The figure below, from an event where upward streamers were initiated simultaneously from 4 communications towers, gives you some appreciation for what you can see (or photograph with an ordinary camera) and what you don't always see, what really is happening (and being photographed by the high speed video camera).




Tracing of a still photograph (20 second exposure) of positive upward streamers that developed off the tops of 4 transmission towers in Rapid City, South Dakota.  See
T.A. Warner, "Observations of simultaneous upward lightning leaders from multiple tall structures," Atmos. Res., 117, 45-54, 2012.

Tracing of a superposition (time integration) of images captured with a high-speed video camera (7207 images/sec).  The high speed camera has greater light sensitivity than the still camera.

Finally it is worth asking (and trying to explain) what initiated the upward streamers.  In the majority of cases they follow an earlier, nearby positive cloud-to-ground flash.


Positive cloud-to-ground discharges often have long during continuing currents that might remove 100 C of charge from the thundercloud.  Horizontal negatively charged leaders develop and move horizontally outward away from the positive CG discharge.  They are seeking positive charge to supply and sustain the continuing current.  When they find and remove positive charge, negative charge is left behind.  The sudden appearance of negative charge overhead increases the electric field at the ground and initiates the upward streams.



References:

R.E. Orville and V.P. Idone, "Lightning Leader Characteristics in the Thunderstorm Research International Program (TRIP)," J. Geophys.
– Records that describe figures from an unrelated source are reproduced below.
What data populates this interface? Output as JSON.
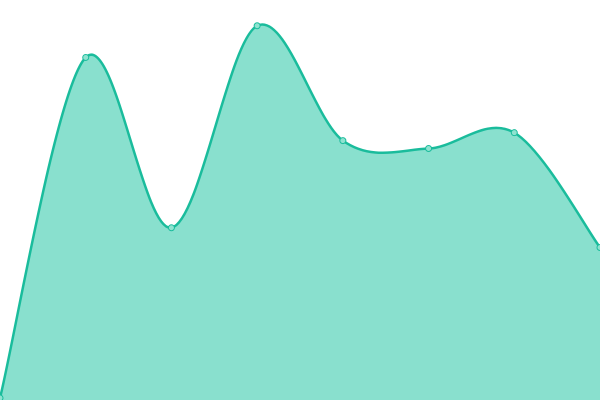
{
  "chart_data": {
    "type": "area",
    "title": "",
    "xlabel": "",
    "ylabel": "",
    "x": [
      0,
      1,
      2,
      3,
      4,
      5,
      6,
      7
    ],
    "series": [
      {
        "values": [
          0,
          86,
          43,
          94,
          65,
          63,
          67,
          38
        ]
      }
    ],
    "ylim": [
      0,
      100
    ],
    "curve": "smooth",
    "markers": true,
    "grid": false,
    "axes_visible": false,
    "colors": {
      "line": "#1abc9c",
      "fill": "#89e0ce",
      "marker_fill": "#8fe3d0"
    }
  }
}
Res., 87, 11177-11192, 1982.

K. Berger, "Novel Observations on Lightning Discharges: Results of research on Mount San Salvatore," J. Franklin Inst., 283, 478-525, 1967.
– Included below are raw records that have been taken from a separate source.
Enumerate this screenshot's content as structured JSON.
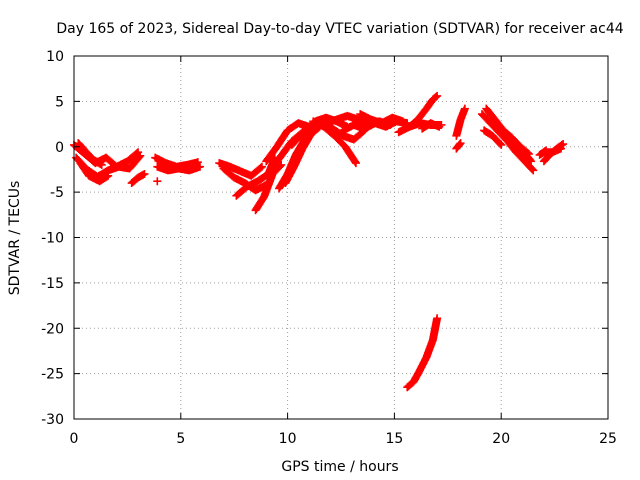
{
  "chart_data": {
    "type": "scatter",
    "title": "Day 165 of 2023, Sidereal Day-to-day VTEC variation (SDTVAR) for receiver ac44",
    "xlabel": "GPS time / hours",
    "ylabel": "SDTVAR / TECUs",
    "xlim": [
      0,
      25
    ],
    "ylim": [
      -30,
      10
    ],
    "xticks": [
      0,
      5,
      10,
      15,
      20,
      25
    ],
    "xtick_labels": [
      "0",
      "5",
      "10",
      "15",
      "20",
      "25"
    ],
    "yticks": [
      10,
      5,
      0,
      -5,
      -10,
      -15,
      -20,
      -25,
      -30
    ],
    "ytick_labels": [
      "10",
      "5",
      "0",
      "-5",
      "-10",
      "-15",
      "-20",
      "-25",
      "-30"
    ],
    "grid": true,
    "marker": "+",
    "series_color": "#ff0000",
    "segments": [
      {
        "x": [
          0.0,
          0.5,
          1.0,
          1.5,
          2.0,
          2.5,
          3.0
        ],
        "y": [
          0.2,
          -0.8,
          -1.8,
          -1.2,
          -2.2,
          -1.6,
          -0.6
        ]
      },
      {
        "x": [
          0.1,
          0.6,
          1.1,
          1.6,
          2.1,
          2.6,
          3.1
        ],
        "y": [
          -1.2,
          -2.5,
          -3.3,
          -2.6,
          -2.2,
          -2.4,
          -1.0
        ]
      },
      {
        "x": [
          0.3,
          0.7,
          1.2,
          1.6
        ],
        "y": [
          -1.8,
          -3.2,
          -3.8,
          -3.2
        ]
      },
      {
        "x": [
          0.2,
          0.5,
          0.9,
          1.3
        ],
        "y": [
          0.4,
          -0.4,
          -1.4,
          -2.0
        ]
      },
      {
        "x": [
          2.7,
          3.0,
          3.3
        ],
        "y": [
          -4.0,
          -3.4,
          -3.0
        ]
      },
      {
        "x": [
          3.8,
          4.3,
          4.8,
          5.3,
          5.8
        ],
        "y": [
          -1.2,
          -1.8,
          -2.2,
          -2.0,
          -1.7
        ]
      },
      {
        "x": [
          3.9,
          4.4,
          4.9,
          5.4,
          5.9
        ],
        "y": [
          -2.2,
          -2.6,
          -2.4,
          -2.6,
          -2.2
        ]
      },
      {
        "x": [
          3.9
        ],
        "y": [
          -3.8
        ]
      },
      {
        "x": [
          6.8,
          7.3,
          7.8,
          8.3,
          8.8
        ],
        "y": [
          -1.8,
          -2.2,
          -2.7,
          -3.2,
          -2.2
        ]
      },
      {
        "x": [
          7.0,
          7.5,
          8.0,
          8.5,
          9.0
        ],
        "y": [
          -2.4,
          -3.4,
          -4.0,
          -4.8,
          -4.2
        ]
      },
      {
        "x": [
          7.6,
          8.1,
          8.6,
          9.1,
          9.4
        ],
        "y": [
          -5.4,
          -4.4,
          -3.8,
          -3.0,
          -1.2
        ]
      },
      {
        "x": [
          8.5,
          8.9,
          9.3,
          9.7
        ],
        "y": [
          -7.0,
          -5.5,
          -3.0,
          -2.0
        ]
      },
      {
        "x": [
          9.0,
          9.5,
          10.0,
          10.5,
          11.0
        ],
        "y": [
          -1.6,
          0.0,
          1.8,
          2.6,
          2.2
        ]
      },
      {
        "x": [
          9.2,
          9.7,
          10.2,
          10.7,
          11.2
        ],
        "y": [
          -2.6,
          -1.0,
          0.6,
          1.6,
          2.4
        ]
      },
      {
        "x": [
          9.6,
          10.0,
          10.4,
          10.8
        ],
        "y": [
          -4.6,
          -3.0,
          -0.8,
          0.8
        ]
      },
      {
        "x": [
          9.9,
          10.3,
          10.7,
          11.1,
          11.5
        ],
        "y": [
          -4.0,
          -2.2,
          -0.2,
          1.4,
          2.2
        ]
      },
      {
        "x": [
          10.2,
          10.8,
          11.3,
          11.8,
          12.3,
          12.8
        ],
        "y": [
          0.2,
          1.8,
          2.8,
          3.2,
          2.8,
          2.2
        ]
      },
      {
        "x": [
          10.6,
          11.1,
          11.6,
          12.1,
          12.6,
          13.1,
          13.6
        ],
        "y": [
          1.0,
          2.2,
          2.6,
          2.0,
          1.2,
          0.8,
          1.8
        ]
      },
      {
        "x": [
          11.2,
          11.7,
          12.2,
          12.7,
          13.2
        ],
        "y": [
          2.8,
          2.2,
          1.2,
          0.0,
          -1.8
        ]
      },
      {
        "x": [
          11.8,
          12.3,
          12.8,
          13.3,
          13.8,
          14.3,
          14.8
        ],
        "y": [
          2.6,
          3.0,
          3.4,
          3.0,
          2.6,
          2.8,
          2.4
        ]
      },
      {
        "x": [
          12.6,
          13.1,
          13.6,
          14.1,
          14.6,
          15.1,
          15.6
        ],
        "y": [
          1.8,
          2.4,
          2.0,
          2.6,
          2.2,
          2.8,
          2.6
        ]
      },
      {
        "x": [
          13.4,
          13.9,
          14.4,
          14.9,
          15.4
        ],
        "y": [
          3.6,
          3.0,
          2.6,
          3.2,
          2.8
        ]
      },
      {
        "x": [
          15.2,
          15.7,
          16.2,
          16.7,
          17.2
        ],
        "y": [
          1.6,
          2.2,
          2.6,
          2.4,
          2.4
        ]
      },
      {
        "x": [
          15.7,
          16.1,
          16.5,
          16.8,
          17.0
        ],
        "y": [
          2.2,
          3.0,
          4.2,
          5.2,
          5.6
        ]
      },
      {
        "x": [
          16.3,
          16.7,
          17.1
        ],
        "y": [
          2.0,
          2.6,
          2.2
        ]
      },
      {
        "x": [
          17.9,
          18.1,
          18.3
        ],
        "y": [
          1.2,
          3.0,
          4.2
        ]
      },
      {
        "x": [
          17.9,
          18.1
        ],
        "y": [
          -0.2,
          0.4
        ]
      },
      {
        "x": [
          15.6,
          15.9,
          16.2,
          16.5,
          16.8,
          17.0
        ],
        "y": [
          -26.5,
          -25.9,
          -24.6,
          -23.2,
          -21.3,
          -18.9
        ]
      },
      {
        "x": [
          19.1,
          19.5,
          19.9,
          20.3,
          20.7,
          21.1,
          21.5
        ],
        "y": [
          3.6,
          2.6,
          1.6,
          0.6,
          -0.6,
          -1.6,
          -2.6
        ]
      },
      {
        "x": [
          19.3,
          19.7,
          20.1,
          20.5,
          20.9,
          21.3
        ],
        "y": [
          4.2,
          3.0,
          1.8,
          1.0,
          0.0,
          -0.8
        ]
      },
      {
        "x": [
          19.8,
          20.2,
          20.6,
          21.0,
          21.4
        ],
        "y": [
          2.4,
          1.4,
          0.4,
          -0.4,
          -1.6
        ]
      },
      {
        "x": [
          19.2,
          19.6,
          20.0
        ],
        "y": [
          1.8,
          1.2,
          0.2
        ]
      },
      {
        "x": [
          22.0,
          22.3,
          22.6,
          22.9
        ],
        "y": [
          -1.6,
          -0.8,
          -0.2,
          0.3
        ]
      },
      {
        "x": [
          22.0,
          22.4,
          22.8
        ],
        "y": [
          -0.6,
          -0.6,
          -0.2
        ]
      },
      {
        "x": [
          21.8,
          22.1
        ],
        "y": [
          -0.9,
          -0.4
        ]
      }
    ]
  }
}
B.F.J. Schonland and H. Collens, "Progressive Lightning," Proc. Roy Soc. London, Series A, Vol. 143, No. 850, 654-674, 1934.

M. Olbinski, K.L. Cummins, E. P. Krider, and R.L. Holle, "Photo of Cloud-to-Ground Lightning Showing Multiple Upward Leaders," 24th Intl. Lightning Detection Conf., San Diego, 2016.

W.C. Valine and E.P. Krider, "Statistics and characteristics of cloud-to-ground lightning with multiple ground contacts," J. Geophys. Res., 107, doi:10.1029/2001JD001360, 2002.

T.A. Warner, "Observations of simultaneous upward lightning leaders from multiple tall structures," Atmos. Res., 117, 45-54, 2012.